Still only twelve years old, Tom is convinced that he is now a man. Fate, it seems, thinks so too …
On the road west the towns get smaller, the forests wilder, and the path more unforgiving. A devastating encounter cuts their journey tragically short, and leaves Tom all alone in the wilderness.
Struggling to see a way home, he finds his only hope: ageing ranger Henry Stands, who is heading back east. Tom’s resolve to survive initiates an unlikely partnership that will be tested by the dangers of the road ahead, where outlaws prowl.
My Thoughts:
Set in the early 19th century, The Road To Reckoning takes us on a trip to the American frontier. Thomas Walker and his father make their way from New York to Pennsylvania and as I’ve never traveled that road, I had problems imagining the landscape that surrounded Thomas on his adventure. Too often, my mind created Wild West scenes where the woods and meadows of Pennsylvania should have been.
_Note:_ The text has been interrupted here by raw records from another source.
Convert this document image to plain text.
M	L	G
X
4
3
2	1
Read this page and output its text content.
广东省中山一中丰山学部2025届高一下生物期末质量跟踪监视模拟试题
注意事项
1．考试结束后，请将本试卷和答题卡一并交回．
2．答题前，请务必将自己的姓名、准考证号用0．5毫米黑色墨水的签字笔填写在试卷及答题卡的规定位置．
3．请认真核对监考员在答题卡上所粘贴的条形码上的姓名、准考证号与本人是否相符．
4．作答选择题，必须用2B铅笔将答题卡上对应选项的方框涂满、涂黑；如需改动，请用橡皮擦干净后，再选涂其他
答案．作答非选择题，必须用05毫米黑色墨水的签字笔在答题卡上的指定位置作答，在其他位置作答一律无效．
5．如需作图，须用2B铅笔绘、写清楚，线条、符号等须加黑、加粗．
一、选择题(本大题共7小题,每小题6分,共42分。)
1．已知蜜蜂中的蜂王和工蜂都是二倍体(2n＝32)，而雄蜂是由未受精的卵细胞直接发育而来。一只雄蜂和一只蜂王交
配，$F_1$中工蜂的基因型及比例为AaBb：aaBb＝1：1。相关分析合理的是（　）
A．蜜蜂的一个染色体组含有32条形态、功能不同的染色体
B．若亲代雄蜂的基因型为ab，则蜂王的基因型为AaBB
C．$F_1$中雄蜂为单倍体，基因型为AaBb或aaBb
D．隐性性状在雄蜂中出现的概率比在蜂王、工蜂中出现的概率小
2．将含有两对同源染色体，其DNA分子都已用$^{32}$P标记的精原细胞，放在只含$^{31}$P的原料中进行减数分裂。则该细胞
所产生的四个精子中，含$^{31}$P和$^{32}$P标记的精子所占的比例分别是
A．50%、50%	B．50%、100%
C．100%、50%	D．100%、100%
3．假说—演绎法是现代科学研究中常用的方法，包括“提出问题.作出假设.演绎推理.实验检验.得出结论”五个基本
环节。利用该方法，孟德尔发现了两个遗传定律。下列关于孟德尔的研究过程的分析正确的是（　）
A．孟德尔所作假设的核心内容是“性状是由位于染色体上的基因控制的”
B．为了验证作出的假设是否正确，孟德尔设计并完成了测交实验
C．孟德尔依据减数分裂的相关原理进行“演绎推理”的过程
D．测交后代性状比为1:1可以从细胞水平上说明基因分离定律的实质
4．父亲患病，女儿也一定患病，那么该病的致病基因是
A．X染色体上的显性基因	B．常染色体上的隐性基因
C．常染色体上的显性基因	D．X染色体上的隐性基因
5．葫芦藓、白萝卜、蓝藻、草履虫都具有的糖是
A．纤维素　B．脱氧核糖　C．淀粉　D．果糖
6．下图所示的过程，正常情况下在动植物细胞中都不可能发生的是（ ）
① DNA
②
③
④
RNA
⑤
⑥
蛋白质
Twelve-year-old Thomas Walker is the main character in The Road To Reckoning. By letting the adult Thomas Walker narrate what happened in his childhood, Robert Lautner avoided all the difficulties that come with stepping into a little boy’s mind. This approach also added a touch of nostalgia to the tale which fit perfectly. I also really liked the character development of Henry Stands. I don’t want to take away too much, so you’ll only get three words: What a man!
The Road To Reckoning is an exciting tale that has everything you expect from a western-style adventure: horses, dirt, bad guys and guns. It reminds me of the western novels my father used to read when he was a boy. The Road To Reckoning might look like it’s targeted at adults, but I think teenagers will also take pleasure in a trip back to the American frontier.